The room just celebrated its grand opening, though it has been going since October with about 200 beta-testers.

"We've been running 'for real' for about a month now," said University of Illinois Professor Paul Kwiat.

He points out that all the science you need is right there in the room itself, so you don't have to already know anything about refraction and quantum physics — you can just enjoy the thrill of the chase. And you might learn something.

However, remember that you do need to save the free world from certain destruction in exactly 60 minutes, so there's not much pressure.

The project's mission is to create a series of puzzles based on various science phenomena.
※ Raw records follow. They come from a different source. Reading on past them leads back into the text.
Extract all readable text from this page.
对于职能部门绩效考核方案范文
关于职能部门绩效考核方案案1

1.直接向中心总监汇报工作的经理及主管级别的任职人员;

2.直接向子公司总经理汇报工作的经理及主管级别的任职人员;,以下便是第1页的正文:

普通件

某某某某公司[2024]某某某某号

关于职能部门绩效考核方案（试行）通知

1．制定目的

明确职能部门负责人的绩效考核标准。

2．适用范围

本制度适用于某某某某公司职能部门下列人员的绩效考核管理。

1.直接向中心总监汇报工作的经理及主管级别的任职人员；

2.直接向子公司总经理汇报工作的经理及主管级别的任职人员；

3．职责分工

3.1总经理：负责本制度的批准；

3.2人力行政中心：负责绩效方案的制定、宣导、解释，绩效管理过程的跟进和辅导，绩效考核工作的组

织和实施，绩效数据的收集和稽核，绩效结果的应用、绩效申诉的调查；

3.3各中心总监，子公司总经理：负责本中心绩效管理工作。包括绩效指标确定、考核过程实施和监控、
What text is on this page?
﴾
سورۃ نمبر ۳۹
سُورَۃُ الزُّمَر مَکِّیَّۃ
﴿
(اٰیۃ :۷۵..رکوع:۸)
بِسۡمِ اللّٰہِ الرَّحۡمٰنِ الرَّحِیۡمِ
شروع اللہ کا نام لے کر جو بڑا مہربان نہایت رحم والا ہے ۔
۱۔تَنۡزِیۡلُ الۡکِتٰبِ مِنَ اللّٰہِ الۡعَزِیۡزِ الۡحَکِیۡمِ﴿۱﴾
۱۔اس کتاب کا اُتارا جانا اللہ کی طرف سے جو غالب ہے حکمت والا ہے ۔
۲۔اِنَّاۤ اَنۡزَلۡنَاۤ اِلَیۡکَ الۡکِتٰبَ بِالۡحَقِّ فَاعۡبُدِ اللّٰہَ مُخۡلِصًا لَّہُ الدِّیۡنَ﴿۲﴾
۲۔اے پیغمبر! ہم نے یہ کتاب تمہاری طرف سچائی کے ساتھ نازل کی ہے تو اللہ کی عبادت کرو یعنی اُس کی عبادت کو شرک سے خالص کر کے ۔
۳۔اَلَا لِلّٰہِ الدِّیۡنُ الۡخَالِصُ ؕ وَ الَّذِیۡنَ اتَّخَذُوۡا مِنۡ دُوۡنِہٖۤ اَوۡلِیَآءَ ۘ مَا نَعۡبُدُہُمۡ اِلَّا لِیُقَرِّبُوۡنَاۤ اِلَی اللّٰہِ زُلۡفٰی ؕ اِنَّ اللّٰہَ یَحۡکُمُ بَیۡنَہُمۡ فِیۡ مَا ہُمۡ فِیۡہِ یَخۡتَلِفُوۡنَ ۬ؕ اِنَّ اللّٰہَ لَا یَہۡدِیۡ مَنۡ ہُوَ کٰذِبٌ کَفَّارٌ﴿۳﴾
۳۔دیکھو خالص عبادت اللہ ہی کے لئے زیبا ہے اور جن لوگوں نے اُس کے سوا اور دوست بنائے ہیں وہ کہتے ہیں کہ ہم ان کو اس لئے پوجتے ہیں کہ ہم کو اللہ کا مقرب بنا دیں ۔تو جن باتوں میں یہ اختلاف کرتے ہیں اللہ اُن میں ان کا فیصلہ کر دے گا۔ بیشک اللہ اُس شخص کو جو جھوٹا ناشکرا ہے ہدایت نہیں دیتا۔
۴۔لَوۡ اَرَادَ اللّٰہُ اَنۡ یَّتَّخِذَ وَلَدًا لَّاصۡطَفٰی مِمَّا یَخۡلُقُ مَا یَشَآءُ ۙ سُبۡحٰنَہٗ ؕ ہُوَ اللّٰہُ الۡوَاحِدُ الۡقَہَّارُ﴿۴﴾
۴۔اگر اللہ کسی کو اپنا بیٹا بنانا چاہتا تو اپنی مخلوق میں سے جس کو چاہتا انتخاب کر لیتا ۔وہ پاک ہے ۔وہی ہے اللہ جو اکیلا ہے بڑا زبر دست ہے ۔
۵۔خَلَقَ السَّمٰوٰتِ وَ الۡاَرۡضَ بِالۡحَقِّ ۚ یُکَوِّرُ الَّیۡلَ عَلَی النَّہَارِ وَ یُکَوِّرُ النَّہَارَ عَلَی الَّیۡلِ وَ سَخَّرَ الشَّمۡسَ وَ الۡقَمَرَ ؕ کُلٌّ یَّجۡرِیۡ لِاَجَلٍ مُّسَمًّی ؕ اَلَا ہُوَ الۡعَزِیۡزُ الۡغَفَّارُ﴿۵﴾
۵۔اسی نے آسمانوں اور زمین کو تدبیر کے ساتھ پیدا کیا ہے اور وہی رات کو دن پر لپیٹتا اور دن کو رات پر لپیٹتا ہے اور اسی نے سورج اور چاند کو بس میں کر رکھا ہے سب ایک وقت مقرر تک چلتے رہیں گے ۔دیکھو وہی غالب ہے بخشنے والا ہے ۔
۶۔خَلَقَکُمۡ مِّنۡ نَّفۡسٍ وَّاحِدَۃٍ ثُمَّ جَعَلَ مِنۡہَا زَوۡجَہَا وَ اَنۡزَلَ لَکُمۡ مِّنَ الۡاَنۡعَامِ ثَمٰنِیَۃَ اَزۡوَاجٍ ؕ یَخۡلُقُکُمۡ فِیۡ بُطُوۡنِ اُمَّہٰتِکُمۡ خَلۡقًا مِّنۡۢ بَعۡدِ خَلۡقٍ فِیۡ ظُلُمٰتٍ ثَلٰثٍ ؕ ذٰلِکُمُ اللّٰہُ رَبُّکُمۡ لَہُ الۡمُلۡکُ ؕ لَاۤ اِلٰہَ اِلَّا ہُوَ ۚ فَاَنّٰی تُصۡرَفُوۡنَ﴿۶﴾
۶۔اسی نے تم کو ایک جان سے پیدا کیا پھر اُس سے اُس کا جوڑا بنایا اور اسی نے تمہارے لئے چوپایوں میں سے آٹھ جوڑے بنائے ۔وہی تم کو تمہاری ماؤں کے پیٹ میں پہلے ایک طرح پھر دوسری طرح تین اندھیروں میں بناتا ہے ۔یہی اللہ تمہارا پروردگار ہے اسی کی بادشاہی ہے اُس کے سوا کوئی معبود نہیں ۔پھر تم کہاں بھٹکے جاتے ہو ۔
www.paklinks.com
"We'll also provide simple explanations for these amazing science phenomena, with examples of how they already play a huge role behind the scenes in your daily life," according to the mission statement.

Kwiat's team promises "you will literally see an object disappear before your eyes" with no computer-generated imaging tricks.

On our visit, the science isn't as challenging as is the clever story sequence.

The team of agents includes a couple of ringers — or at least above-average science buffs.

Jake Maher, a sophomore in materials science, and Matt Suppes, a junior in astronomy who is changing his major to physics, had a lot of the background down.

The room is large and cluttered, full of lots of items including a safe and microscope, though the safe is crackable without lasers or drill, and the microscope didn't require microbiology training.

The challenge is to find what happened to UI physicist Alberta Schrodenberg, who disappeared after developing a top-secret quantum computer that could be a boon to our world, or a terrible threat if evil forces get hold of it.

Previous groups of special agents assigned to the case have already disappeared, Kwiat explains, but they've left some clues in the lab for when you might get stuck — and there are dead ends, with clues that they are dead ends.

Kwiat had tried a couple of escape rooms a few years ago, and was intrigued.

He "completely failed to get out of my first escape room" but enjoyed it anyway.

So he kept going.

"By now I've done over a dozen," Kwiat said, including enjoying some in Champaign-Urbana.

"I immediately had the thought that we could make a really unique escape-room experience using various physical effects," he said.

Kwiat's co-conspirators are the physics department's Rebecca Wiltfong and physics Professor Tim Stelzer.

Kwiat said the effects can trick the mind.

"Many of those demos are nearly magical to see, and translate well into the puzzles in the room. I was also glad to be able to have a storyline that's relevant to current state-of-the-art research on quantum computing, teleportation and encryption."

To create the room, there was support from the UI physics department, the College of Engineering and the American Physical Society.

The escape lab also received aid from local companies and volunteers, like Amy Launspach, a sophomore in engineering physics who served as a secret agent guiding the team.

There's no need to know math, Launspach said, to enjoy the challenge. But you need to pay attention to the clues as well as texts the secret team sends out to help gamers when they hit a snag — which can be often, as it was in our case.

Kwait said he loves "seeing people call their whole team over to 'ooh' and 'ahh' over their breakthrough discovery."

But there's another simple satisfaction: "the fact that clever players continually surprise me with new solutions to some of the puzzles," the physics professor said.